After Martin White left, Legge co-hosted The Dave Gorman Show on Absolute Radio alongside Gorman and Danielle Ward.

Legge's first solo show was Curse Sir Walter Raleigh, which debuted at the Edinburgh Festival in 2011.
In 2012 Legge produced What A Shame, which he recorded for a future album release in March 2013.
Legge has also recorded Pointless Anger, Righteous Ire, an improvised show alongside Robin Ince.

He is a team captain on Danielle Ward's comedy podcast Do the Right Thing, alongside Margaret Cabourn-Smith.

For Comic Relief in March 2013, Legge wrote a blog continuously for 25 hours, raising more than £2,500 for the charity.

In 2014, Legge appeared in the second series of The Alternative Comedy Experience.
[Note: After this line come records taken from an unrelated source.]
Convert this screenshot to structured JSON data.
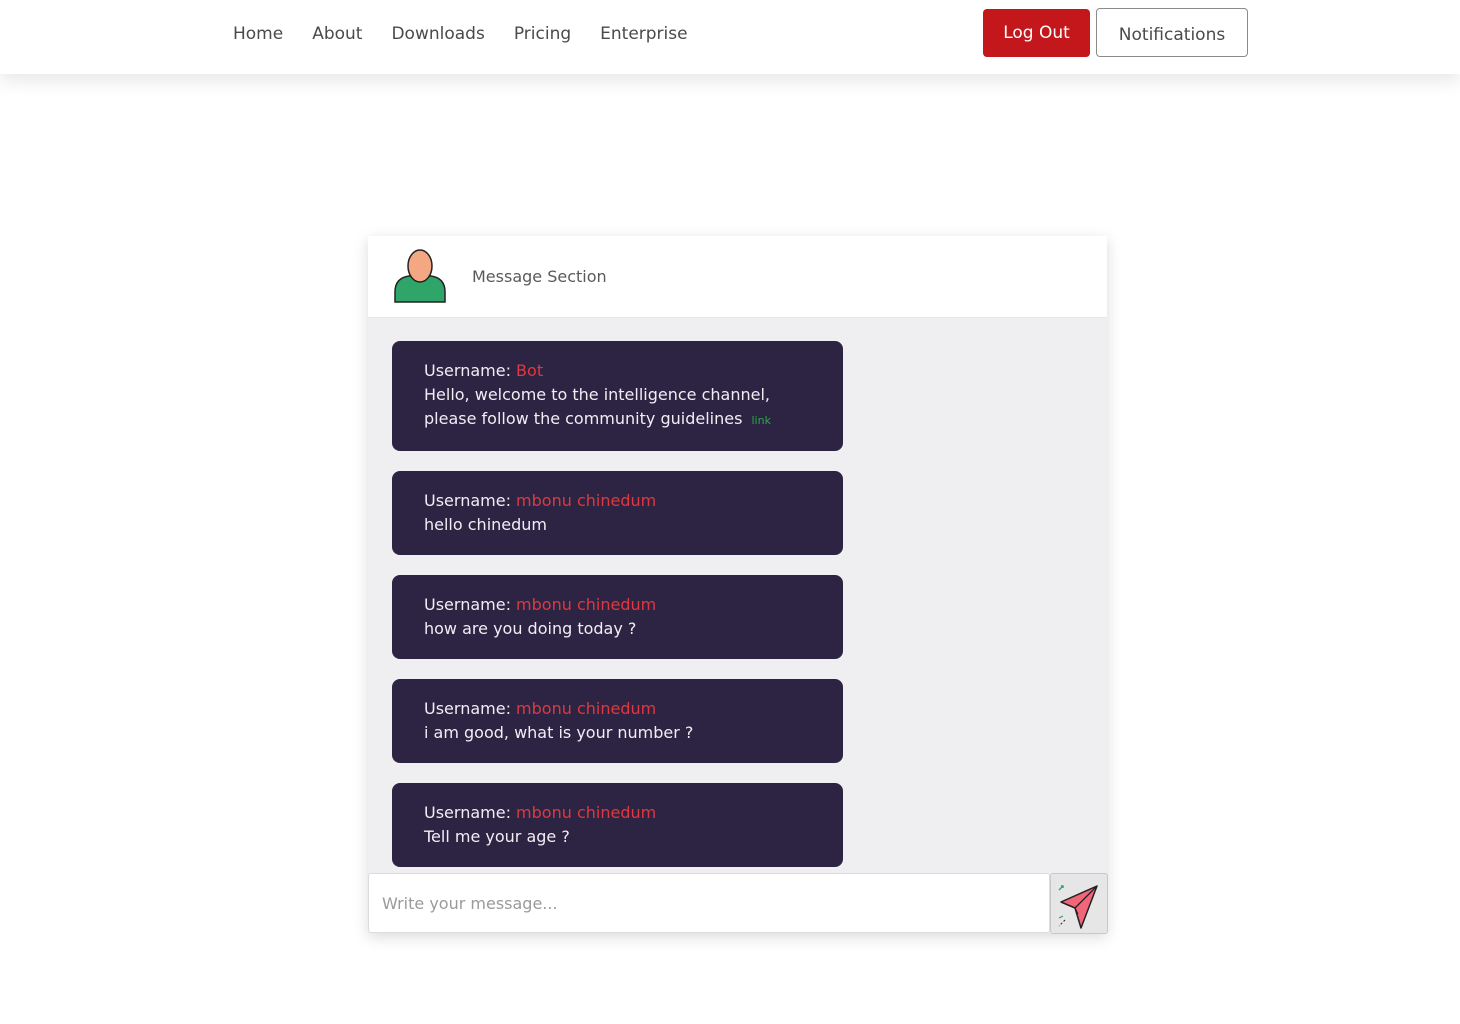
{
  "nav": {
    "links": [
      "Home",
      "About",
      "Downloads",
      "Pricing",
      "Enterprise"
    ],
    "logout_label": "Log Out",
    "notifications_label": "Notifications"
  },
  "chat": {
    "header_title": "Message Section",
    "username_prefix": "Username:",
    "messages": [
      {
        "username": "Bot",
        "text": "Hello, welcome to the intelligence channel, please follow the community guidelines",
        "link_label": "link"
      },
      {
        "username": "mbonu chinedum",
        "text": "hello chinedum"
      },
      {
        "username": "mbonu chinedum",
        "text": "how are you doing today ?"
      },
      {
        "username": "mbonu chinedum",
        "text": "i am good, what is your number ?"
      },
      {
        "username": "mbonu chinedum",
        "text": "Tell me your age ?"
      }
    ],
    "input_placeholder": "Write your message...",
    "input_value": ""
  },
  "icons": {
    "avatar": "user-avatar-icon",
    "send": "paper-plane-send-icon"
  },
  "colors": {
    "logout_bg": "#c4171c",
    "message_bg": "#2c2442",
    "username_color": "#e0383f",
    "link_color": "#2aa84a",
    "chat_bg": "#efeff2"
  }
}
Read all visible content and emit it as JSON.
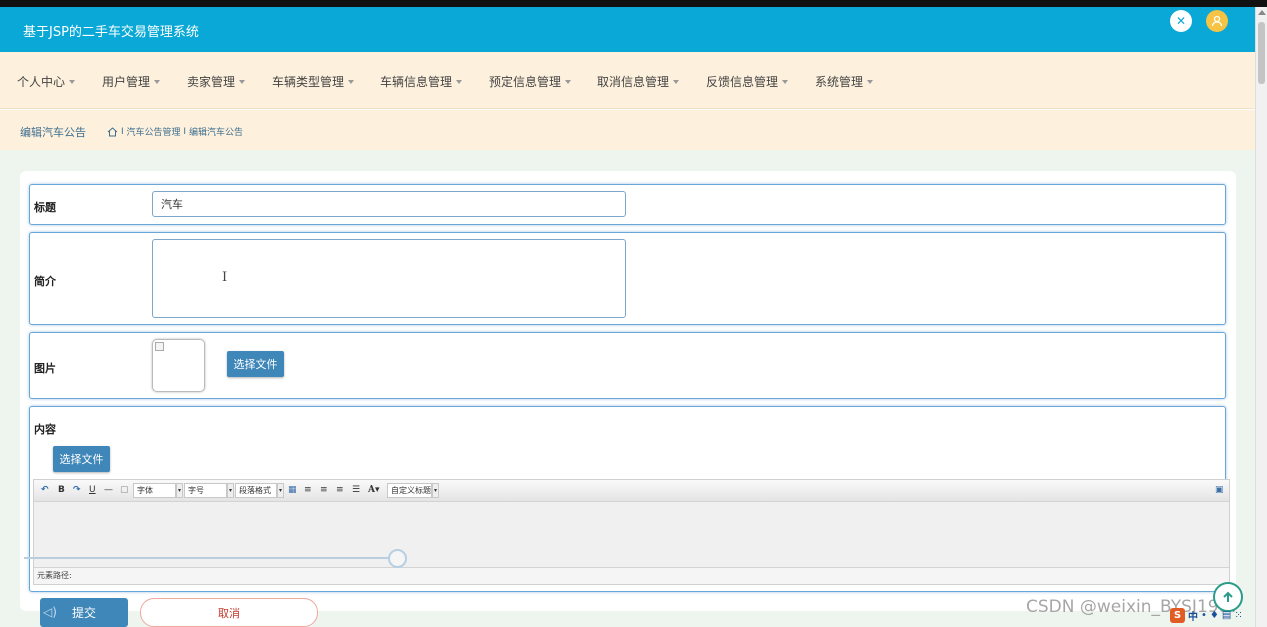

Legge started the podcast Vitriola Music in 2015 with fellow comedian Robin Ince.

Legge has also performed warm-up for television shows such as 8 Out of 10 Cats, Would I Lie to You? and many others. Before becoming a professional comedian, Legge featured in several TV commercials.

==Personal life==
Legge is a vegan. In 2015, he pulled out of a performance at Vegfest because a representative from UKIP would also be at the same event.